Clubhouse’s First Mover Disadvantage

When “Social” Audio Stopped Being Enough

Evan Kirkham
8 min readMay 4, 2021

The growth is slowing, the retention is slipping, and when I open Clubhouse (after a two month detox), I’m left choosing between rooms titled “How to PITCH VCs and Angel Investors,” “How to Moderate Like a Pro on Clubhouse,” “TALK O’ TUESDAY,” and “We all about the money over here” (whatever that means).

Eeny, meeny, miny, moe — a random selection. There it is, that quick dopamine hit that comes from live audio immediately piping through your earbuds. It’s a good feeling, but it fades. What next?

Two ways to play this game: listen or be heard. I choose the former. I could probably learn a thing or two about “how to PITCH VCs” and the moderator does have 10k+ followers, a suped-up profile picture, and what appears to be a professionally built bio chock-full of emojis, fancy paragraph breaks, and a Community cell phone number. This guy is legit.

Five minutes go by and I haven’t heard from the moderator yet, instead, some first-time-founder is droning on and on promising that he’ll “get to his question [as soon as he finishes his point].” He never gets to the question.
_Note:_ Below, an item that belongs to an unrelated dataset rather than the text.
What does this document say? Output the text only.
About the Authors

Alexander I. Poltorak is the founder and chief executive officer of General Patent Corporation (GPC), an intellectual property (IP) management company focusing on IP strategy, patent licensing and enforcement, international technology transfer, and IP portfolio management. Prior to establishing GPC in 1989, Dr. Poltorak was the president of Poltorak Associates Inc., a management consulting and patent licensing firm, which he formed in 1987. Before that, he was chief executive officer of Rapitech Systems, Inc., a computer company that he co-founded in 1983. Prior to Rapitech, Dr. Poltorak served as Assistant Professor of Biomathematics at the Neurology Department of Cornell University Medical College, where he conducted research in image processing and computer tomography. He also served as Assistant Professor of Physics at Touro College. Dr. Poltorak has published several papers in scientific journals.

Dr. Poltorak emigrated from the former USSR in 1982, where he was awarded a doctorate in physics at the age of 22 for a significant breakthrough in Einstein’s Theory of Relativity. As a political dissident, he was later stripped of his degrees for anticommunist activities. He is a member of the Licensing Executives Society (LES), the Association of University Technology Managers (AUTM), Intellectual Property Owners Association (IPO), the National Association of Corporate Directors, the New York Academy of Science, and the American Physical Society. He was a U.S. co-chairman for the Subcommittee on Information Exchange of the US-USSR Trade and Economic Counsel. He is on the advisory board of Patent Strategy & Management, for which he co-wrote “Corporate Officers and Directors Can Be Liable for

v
New strategy, I’m getting on stage. I figure that I’ve been at the fundraising game for a few months, have picked up a few do’s and don’t, and could probably benefit from exposure to the audience members still riding the pine. I raise my hand. I wait… And wait…

When I get to the front of the imaginary (left-to-right, up-to-down) queue, my heart starts racing.

Now I’m unmuted and talking. But wait, I’m suddenly out of content. I’m floundering. Is the moderator still there? Is anyone listening? Wait, am I the “first-time-founder?”

As I’m desperately looking for a life line, I catch a glimpse of the room title: “How to PITCH VCs and Angel Investors.” Not helpful… I’ve run out of generic content.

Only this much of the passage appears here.